On their plans for the next 12 months:
- “The next 12 months, Julien, we’re going to build our product. We’re going to launch it. We’re going to work hard to make our first dozen customers very, very happy. The way we’re going to do that is by measuring twice and cutting once and by moving slowly now so that we can move fast later”.
On the types of teams and leagues that he believe will be a good fit for them:
- “If you look at like the National Hockey League right now, they’re upscaling analytics so fast that we know that they’re excited about this, whereas baseball, baseball is probably the only league with more than one or two teams that probably don’t need us right now. Eventually, we’ll have something built that they’ll need, but right now they’ve got a lot of fire power and the Dodgers, like they’ve got enough, the Red Sox, they’ve got enough, but hockey, I think we could help every hockey team right now so that will help guide our journey, I think”.

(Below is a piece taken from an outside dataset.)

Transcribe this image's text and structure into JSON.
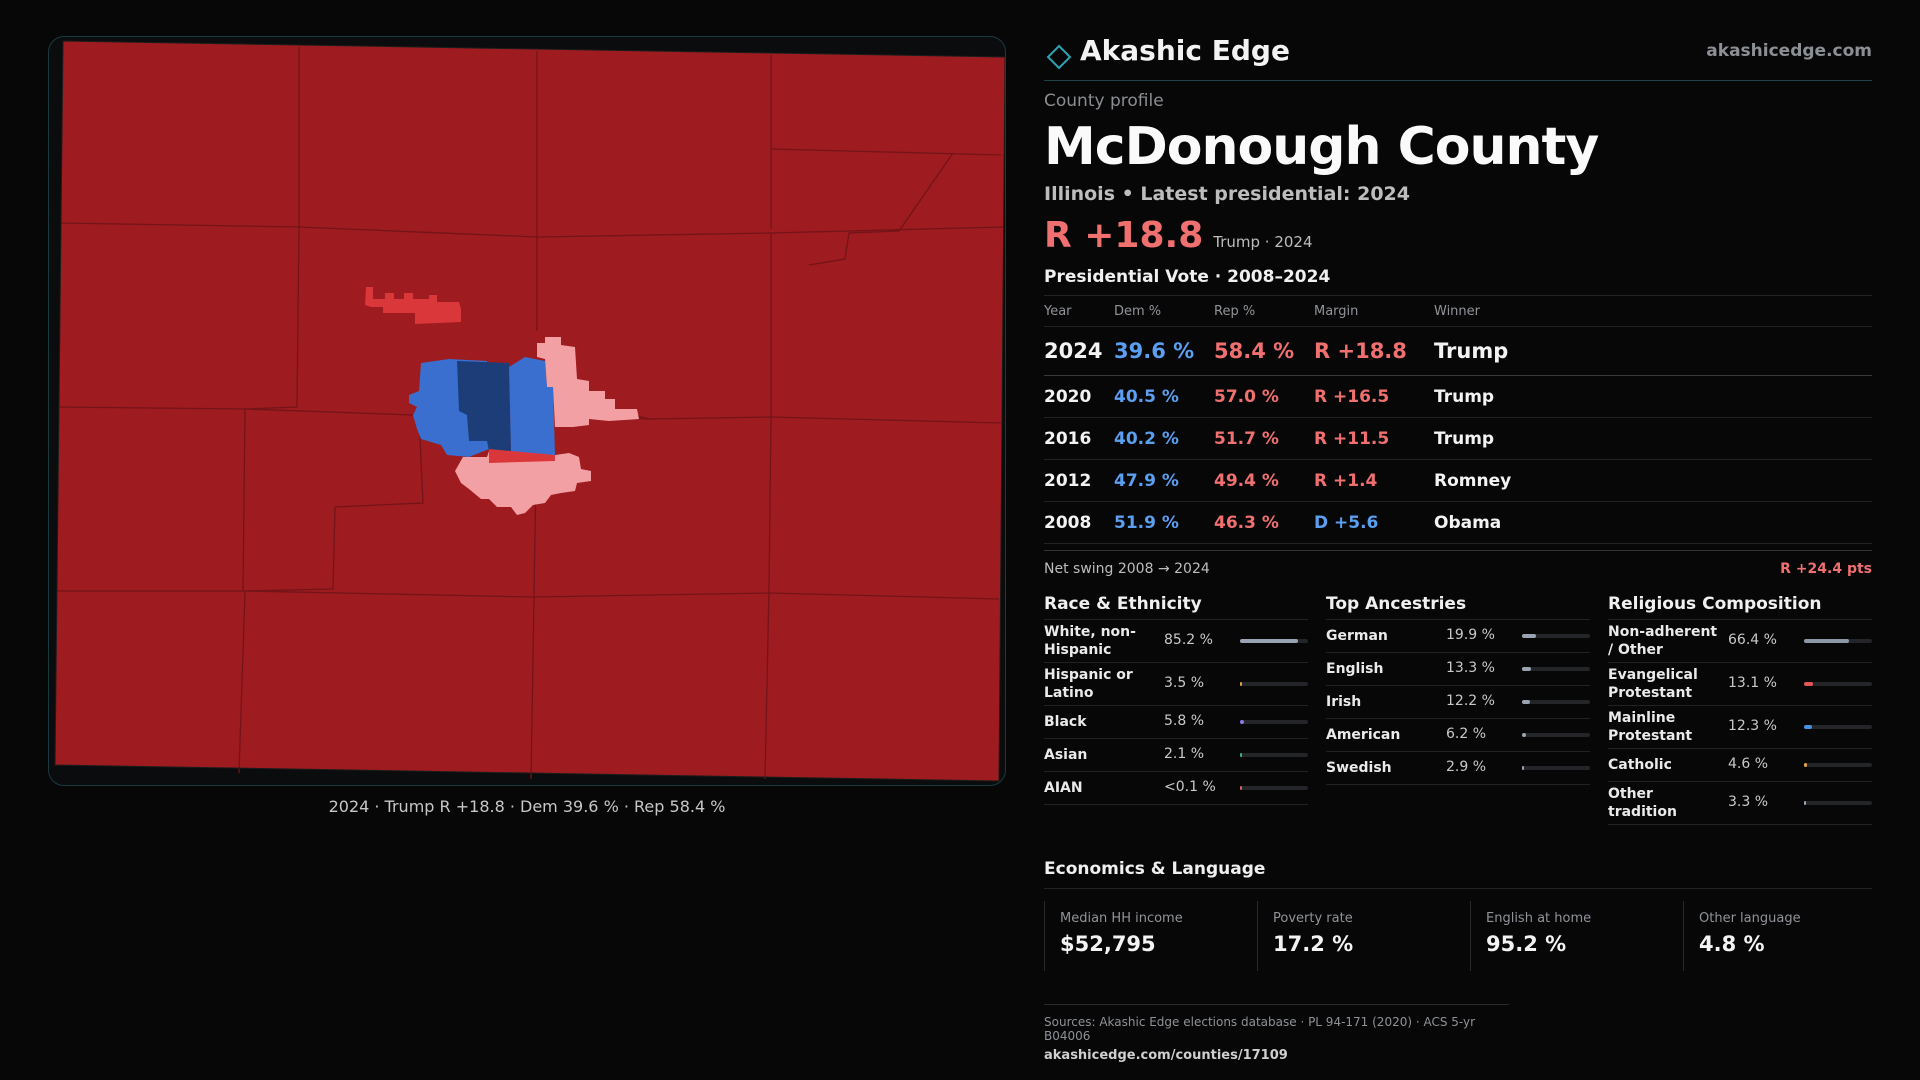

- “If you have 20 data scientists, you might not need us right now but we can probably help. If you have zero data scientists, you’re probably not ready for us. If you have between two and 10, that’s probably a great place to be”.
On his take on the NFT space and the question around players”:
- “Well, that’s an impossible question in a very fun way, because if I say, oh, we’re all in on NFTs Web3 and metaverse, then I’ll make a bunch of people think that I’m hip and modern, and other people will roll their eyes. And if I say, I think that’s a trend and I think it’s Pokemon for adults, then some people will say that I’m missing the cutting edge, right? Here’s what I’d say is that we haven’t found the functional use for those technologies yet. I think that they have a place in fan engagement and maybe fantasy and betting, but it’s not there for actual athlete performance or athlete facing data operations”.